Analysts question viability of Perpetual’s KKR scheme
Perpetual has been questioned on whether its deal with KKR is best for shareholders and whether it can be undone given the lack of growth in the company’s share price.
Earlier this year, it was announced that Perpetual would sell its corporate trust and wealth management business to KKR, leaving behind the asset management division.
It has entered into a scheme of arrangement where KKR will buy its corporate trust and wealth management businesses for $2.1 billion. Perpetual will provide transitional services to KKR for 18 months post-completion, with the option to extend for a further 12 months, and after that date the corporate trust and wealth management businesses will operate as standalone, independent businesses.
But on a shareholder call regarding its FY24 results call, an analyst questioned whether there was a possibility that the deal could be undone.
Since the transaction was announced on 8 May, shares have fallen from $22.3 to $19.8, a decline of 11 per cent versus gains of 3 per cent by the ASX 200 over the same period. As well as this, the firm is paying $50 million in annual costs regarding the completion covered by a transitional services agreement for an initial 18-month period.
“What is the contingency planning if the scheme doesn’t get up? Since news of this transaction came up, the share price has come off quite a bit. Is there a point when the board or the new management would consider pulling the transaction, and how complicated would it be to untangle at this point?,” he asked.
A second analyst questioned the tax liabilities associated with the deal and if Perpetual was in discussion with the Australian Taxation Office.
Outgoing chief executive Rob Adams, who will be replaced by Bernard Reilly this month, said: “Our full focus is on delivering the transaction. We are working towards the upper end of the range, and we believe it represents the right outcome for shareholders, especially if the work is done to ensure our asset management is fit to stand alone. Our board is managing contingency plans. It’s not the outcome we expect, but we are managing them.”
He said, even in the unlikely event that the deal did not proceed, Perpetual still believed it was best to run its asset management, corporate trust and wealth management businesses separately.
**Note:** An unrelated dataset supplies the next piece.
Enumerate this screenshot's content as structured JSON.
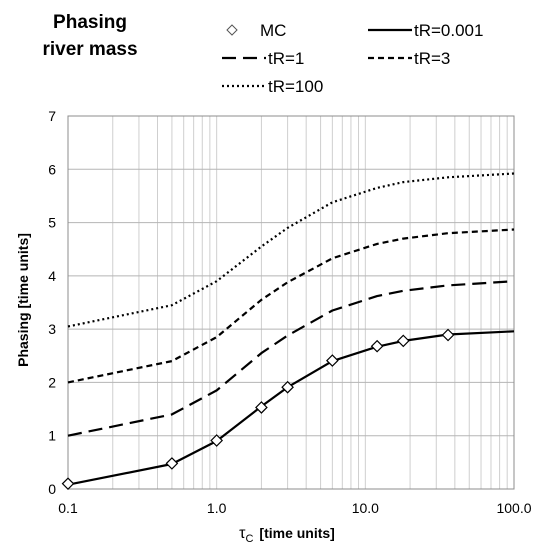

“We had a realisation that the revenue and expense synergies of the three parts would be quite limited and we had already moved to have them operate independently even before the strategic decision with KKR.
“We didn’t see any benefit in having them all together and that would be the path we follow. Each of the three businesses are high-quality but, in the wrapper of Perpetual, we hadn’t felt the value had been unlocked to the extent that we feel sits within them.”
Flows trajectory
Meanwhile, he elaborated on flows momentum given it reported $18.4 billion in outflows during FY24. Outflows were concentrated in J O Hambro’s Global and International Select strategies, as well as its UK Dynamic strategy, following the departure of portfolio manager Alex Savvides.
It also experienced net outflows in TSW’s International equities capability, driven by partial redemptions from clients due to portfolio rebalancing and asset allocation shifts.
However, Adams is optimistic that flows are improving in the first quarter of 2024, particularly in the Australian intermediary and institutional channel.
“We’ve seen some positive momentum this quarter. In the fourth quarter [of FY24], what we did expect to happen didn’t, and what we didn’t expect did happen. We talked about some big institutional wins and none of those funded in the fourth quarter; some will fund this quarter and some in the following one, so that’s helping our momentum.
“We have definitely seen moderation in the outflows in the JO Hambro capabilities and we’re seeing some good interest in our international and global opportunities capabilities and in some of the emerging market and positive flows for the UK Equity Income capability for the first time in some years.
“For TSW, we have seen a moderation. There are some allocation moves away from equities and into fixed income, and some redemptions are coming through but at a slower rate.”